L’Italia è uscita sderenata per essere stata la prima nazione europea a dichiarare la diffusione del virus, la classificazione di “Paese untore” è durata poco, tutti i Paesi del mondo stanno affrontando la pandemia con  numeri che hanno avuto una crescita esponenziale nel corso dell’ultima settimana, organismi autorevoli, tra cui l’Oms, riconoscono all’Italia una serietà e una capacità nell’affrontare l’emergenza assente in altri Paesi. Bisognerà promuovere ancora di più il brand “Italia”, riscoprire la prossimità, il km0, la ricchezza del made in Italy, occorre prevedere la centralità del cliente prima del prodotto, interrogarsi sulle sue esigenze, prima di concentrarsi su quello che l’azienda produce. La scarsa considerazione politica nei confronti del settore turistico deriva dalla sua frammentazione: in Italia si contano 33.000 alberghi, con una penetrazione delle catene alberghiere in termini di numero di hotel pari al 5%, caratterizzato da realtà familiari anche con storie di successo alle spalle. Per cogliere le dinamiche del settore, sfruttare le opportunità e affrontare, con risorse adeguate, le difficoltà, è inevitabile puntare sulla crescita dimensionale delle realtà turistiche, catene alberghiere o reti organizzate di operatori del settore.

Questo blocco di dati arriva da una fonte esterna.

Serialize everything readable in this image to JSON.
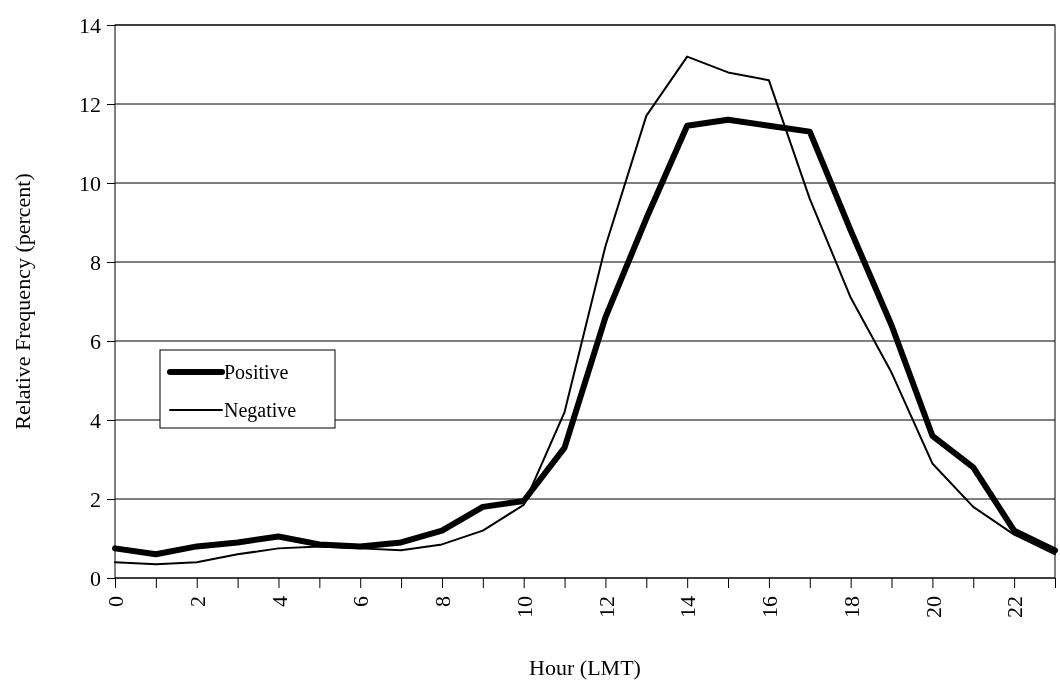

La frammentazione porta con sé una debolezza intrinseca nel far valere gli interessi di un settore strategico come quello del turismo in Italia. Le proposte del Governo, anche in un periodo eccezionale come quello attuale, dimostrano il vuoto di rappresentanza, di fatto è come se ci fosse un mancato riconoscimento dell’importanza del settore. È assurdo che a livello governativo non ci sia  consapevolezza del ruolo determinante del turismo del tempo libero, in termini di occupazione, nonostante sia un settore altamente ad alta intensità di manodopera; inoltre, è come se si ignorasse il ruolo di promozione e valorizzazione che il turismo ha in riferimento all’attrattività dell’intero sistema Italia, si ha l’impressione che il turismo riguardi solo le attività museali e culturali, gli operatori italiani devono comprendere che nel mondo del turismo “piccolo non è più bello”: ci vuole un cambio di mentalità, è necessario aprire al capitale, cercare una crescita organica o attraverso operazioni straordinarie, seguire un piano industriale, alla fine ne usciremo, a patto che si realizzi una grande alleanza fra Europa, Stato, tessuto imprenditoriale e istituzioni finanziarie, che abbia come obiettivo comune una ripresa rapida di uno dei settori più strategici del sistema economico italiano.